Nelle mie ambizioni sono laureata con 110, sono un avvocato, faccio i soldi, sono bionda, sono sposata, ho venti kg di meno e ho un bel cazzone piantato nella fregna.

nella vita vera ho ancora due anni di studi, single, castanetta stoppa, ingrassata, niente cazzi, un manoscritto incompleto.

Chessega.
Possiamo mandare avanti a quando scopo e il resto, per cortesia?

l’imperfezione

Da ragazzina facevo i gargarismi con la parola “perfezione”.

Poi ho capito che non solo è una gran troiata, ed è anche molto noiosa.

Quanta bellezza è contenuta sotto un’occhiaia o un po’ di barbettta incolta, un vinile graffiato , un caffè troppo allungato, un bacio che non somiglia a quelli da cinemascope e la riga storta d’eyeliner.

Dio la benedica, cazzo.

nodi

Tutto mi ricordo, anche a distanza di anni, e tutto mi lego al dito.

Ce l’hanno insegnato che il rancore non insegna, contamina e intossica solo l’anima. Ma quelli che ce lo dicevano sono solo dei buonisti viscidi e falsi, capaci di impartire la buona omelia, persi poi agli atti…tra le belle donne. 

Che Gesù Cristo perdonava le puttane per farsele gratis, e ti imponeva di porgere l’altra guancia, incurante del fatto che suo Padre fosse un grande vendicatore.

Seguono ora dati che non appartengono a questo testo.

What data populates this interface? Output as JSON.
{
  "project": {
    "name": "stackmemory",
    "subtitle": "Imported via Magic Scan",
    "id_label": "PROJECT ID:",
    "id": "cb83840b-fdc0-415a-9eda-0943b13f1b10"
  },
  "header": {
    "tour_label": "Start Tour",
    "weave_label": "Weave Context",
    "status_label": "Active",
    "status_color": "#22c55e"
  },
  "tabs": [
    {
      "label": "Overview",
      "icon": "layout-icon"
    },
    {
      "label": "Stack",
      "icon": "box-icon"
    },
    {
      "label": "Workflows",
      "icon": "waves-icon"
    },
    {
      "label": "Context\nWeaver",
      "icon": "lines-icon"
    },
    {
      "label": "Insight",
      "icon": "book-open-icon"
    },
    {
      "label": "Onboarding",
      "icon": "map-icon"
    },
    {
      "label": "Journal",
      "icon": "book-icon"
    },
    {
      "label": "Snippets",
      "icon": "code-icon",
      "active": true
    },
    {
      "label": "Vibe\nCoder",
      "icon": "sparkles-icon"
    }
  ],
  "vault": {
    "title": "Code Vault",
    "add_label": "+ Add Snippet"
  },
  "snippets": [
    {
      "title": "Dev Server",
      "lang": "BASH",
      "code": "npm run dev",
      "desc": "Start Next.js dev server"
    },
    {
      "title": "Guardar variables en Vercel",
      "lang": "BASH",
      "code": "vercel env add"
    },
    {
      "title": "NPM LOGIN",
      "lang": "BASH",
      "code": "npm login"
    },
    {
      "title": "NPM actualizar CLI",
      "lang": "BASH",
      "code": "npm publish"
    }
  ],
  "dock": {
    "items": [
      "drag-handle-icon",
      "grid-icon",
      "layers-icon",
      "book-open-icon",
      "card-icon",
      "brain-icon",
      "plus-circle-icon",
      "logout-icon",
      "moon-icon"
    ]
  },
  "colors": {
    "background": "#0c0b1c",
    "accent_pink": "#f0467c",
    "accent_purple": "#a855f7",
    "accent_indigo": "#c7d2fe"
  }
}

Che secondo voi, quelli che gli hanno crocifisso il figlio (che lui ha fatto nascere per far crocifiggere, così da perdonare agli uomini una sua incazzatura precedente, che sarebbe bastato dire “oh cari. vi porgo l’altra guancia” e tanti saluti) dove sono ora, alle Maldive?

O li ha sbattuti all’Inferno? Opto per la seconda scelta, e, caro Dio, non parlarmi di libero arbitrio. Che quella che hai impartito a quel ragazzo di 30 anni col tumore al cervello è solo una dimostrazione di crudeltà gratuita. Posto che tu esista e, davvero, faresti meglio a non esistere. 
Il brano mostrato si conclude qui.